Pensei nos outros autores que compõem a antologia, os que seguramente assinam contratos assim. Cem euros menos impostos e retenções são sessenta e três euros, e a isso tem que tirar os quinze por cento que leva o agente ou representante (todos possuem um), ou seja, que para o autor lhe sobram cinquenta e três euros limpos. Não importa que a editora venda dois mil livros, ou cem mil livros. O autor sempre ganhará cinquenta e três euros. Lucía Etxebarría assinará contratos assim?

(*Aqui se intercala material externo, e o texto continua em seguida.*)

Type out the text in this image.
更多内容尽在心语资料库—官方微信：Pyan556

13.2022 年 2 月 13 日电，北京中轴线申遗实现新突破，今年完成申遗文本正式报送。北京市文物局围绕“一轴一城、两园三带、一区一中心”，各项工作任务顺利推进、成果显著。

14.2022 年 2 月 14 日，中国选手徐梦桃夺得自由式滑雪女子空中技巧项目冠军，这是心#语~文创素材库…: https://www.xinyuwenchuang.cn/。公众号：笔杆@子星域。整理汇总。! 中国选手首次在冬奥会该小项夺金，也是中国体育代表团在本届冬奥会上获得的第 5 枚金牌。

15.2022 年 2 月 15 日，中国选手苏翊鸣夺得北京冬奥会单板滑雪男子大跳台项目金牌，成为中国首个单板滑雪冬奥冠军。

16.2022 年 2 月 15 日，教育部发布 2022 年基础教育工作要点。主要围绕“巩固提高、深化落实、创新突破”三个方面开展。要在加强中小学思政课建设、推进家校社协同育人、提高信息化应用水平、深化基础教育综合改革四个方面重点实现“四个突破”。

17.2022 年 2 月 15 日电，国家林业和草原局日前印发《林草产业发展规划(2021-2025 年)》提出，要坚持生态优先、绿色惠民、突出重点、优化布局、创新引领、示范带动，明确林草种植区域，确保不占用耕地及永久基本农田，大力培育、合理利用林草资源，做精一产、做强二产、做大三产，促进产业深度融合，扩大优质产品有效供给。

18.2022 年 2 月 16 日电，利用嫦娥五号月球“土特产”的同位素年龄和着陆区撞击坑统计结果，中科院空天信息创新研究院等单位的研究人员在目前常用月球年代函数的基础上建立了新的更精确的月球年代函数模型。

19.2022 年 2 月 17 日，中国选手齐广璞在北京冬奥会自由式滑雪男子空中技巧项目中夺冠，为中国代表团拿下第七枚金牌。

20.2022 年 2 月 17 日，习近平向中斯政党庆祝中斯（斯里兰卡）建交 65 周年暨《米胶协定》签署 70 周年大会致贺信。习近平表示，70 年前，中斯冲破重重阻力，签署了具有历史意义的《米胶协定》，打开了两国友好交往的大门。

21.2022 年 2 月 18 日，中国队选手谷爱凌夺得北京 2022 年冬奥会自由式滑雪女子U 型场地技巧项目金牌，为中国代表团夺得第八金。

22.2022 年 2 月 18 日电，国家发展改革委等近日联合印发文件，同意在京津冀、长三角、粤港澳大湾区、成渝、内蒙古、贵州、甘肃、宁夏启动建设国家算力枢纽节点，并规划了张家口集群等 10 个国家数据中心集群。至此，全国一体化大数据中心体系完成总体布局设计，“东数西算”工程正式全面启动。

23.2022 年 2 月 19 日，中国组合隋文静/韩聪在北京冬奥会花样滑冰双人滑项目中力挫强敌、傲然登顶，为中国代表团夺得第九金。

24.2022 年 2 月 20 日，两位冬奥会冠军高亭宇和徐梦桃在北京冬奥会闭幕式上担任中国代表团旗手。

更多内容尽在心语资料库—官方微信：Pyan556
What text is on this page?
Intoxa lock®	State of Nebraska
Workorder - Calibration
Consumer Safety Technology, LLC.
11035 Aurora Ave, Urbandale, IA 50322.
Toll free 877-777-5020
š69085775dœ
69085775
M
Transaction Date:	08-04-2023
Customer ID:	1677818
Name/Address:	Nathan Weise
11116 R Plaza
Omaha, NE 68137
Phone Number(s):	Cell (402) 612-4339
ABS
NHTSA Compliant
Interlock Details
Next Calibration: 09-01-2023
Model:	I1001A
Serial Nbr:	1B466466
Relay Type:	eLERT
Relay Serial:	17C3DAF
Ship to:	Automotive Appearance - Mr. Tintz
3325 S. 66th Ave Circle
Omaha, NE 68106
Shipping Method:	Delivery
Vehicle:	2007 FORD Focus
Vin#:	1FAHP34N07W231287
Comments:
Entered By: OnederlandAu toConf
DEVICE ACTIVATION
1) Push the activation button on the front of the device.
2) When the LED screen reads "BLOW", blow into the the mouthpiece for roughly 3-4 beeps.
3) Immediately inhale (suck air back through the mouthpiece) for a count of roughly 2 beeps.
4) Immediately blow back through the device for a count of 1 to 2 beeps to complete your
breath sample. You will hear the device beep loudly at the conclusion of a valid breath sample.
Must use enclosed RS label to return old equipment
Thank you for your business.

Naquela mesma tarde respondi o e-mail a editora de Alfaguara:

Olá Laura, o conto que vocês querem aparece no meu último livro, que se distribui sobre uma licença Creative Commons Reconhecimento 3.0 Unported, que é a mais generosa. Quer dizer, pode compartilhar, copiar, distribuir, executar, fazer obras derivadas e inclusive usos comerciais de qualquer dos contos, sempre que diga quem é o autor. Presenteio-te o texto para que faça com ele o que quiser, e que sirva este e-mail como comprovante. Mas não posso assinar essa porcaria legal espantosa. Um beijo.

A resposta chegou uns dias depois; já não era ela a que me falava, mas outra pessoa:

Hernán: entendemos isto, mas o departamento legal precisa que assine o contrato para que não tenhamos problemas no futuro. Saudações!

E já não respondi mais nada. Para que continuar a cadeia de e-mails?

A anedota é essa, não é grande coisa. Mas quero dizer, ao narrá-la, que não temos que lutar contra o mundo velho, nem sequer temos que debater com ele. Temos que deixá-lo morrer em paz, sem molestá-lo. Não temos que ver o mundo velho como aquele pai castrador que foi em seus bons tempos, mas como um avozinho com alzheimer.

— Me dá isso? — disse o avozinho.

— Sim, avô, tome.

— Não, assim não. Assine este papel onde diz que me dá isso e eu em troca te cuspo.

— Não precisa, avô, te dou. É grátis.

— Preciso que assine este papel, não posso aceitá-lo grátis!

— Mas por que, avô?

— Porque se não te cago de alguma maneira, não sou feliz.

— Bom, avô, outro dia conversamos… Te amo muito.

E de verdade amamos muito o avô. Há vinte, trinta anos, esse homem que agora está gagá, nos ensinou a ler, pôs livros formosos em nossas mãos.

Não temos que debater com ele, porque gastaríamos energia no lugar incorreto. Temos que usar essa energia para fazer livros e revistas de outra maneira; temos que voltar a se apaixonar com ler e escrever; temos que defender da morte a cultura para que não fique em mãos de avós gagás. Mas não temos que perder tempo lutando contra o avô. Temos que falar unicamente com nossos leitores.

Lucía: você possui um montão de leitores. É uma escritora com sorte. O demônio não são teus leitores; nem os que compram tuas novelas nem os que baixam tuas histórias pela rede.

Não há demônios, na realidade. O que há são dois mundos. Duas maneiras diferentes de fazer as coisas.

Está em você, em nós, em cada autor, continuar assinando contratos absurdos com velhos dementes, ou começar a escrever uma história nova e que possa ser lida por todo mundo.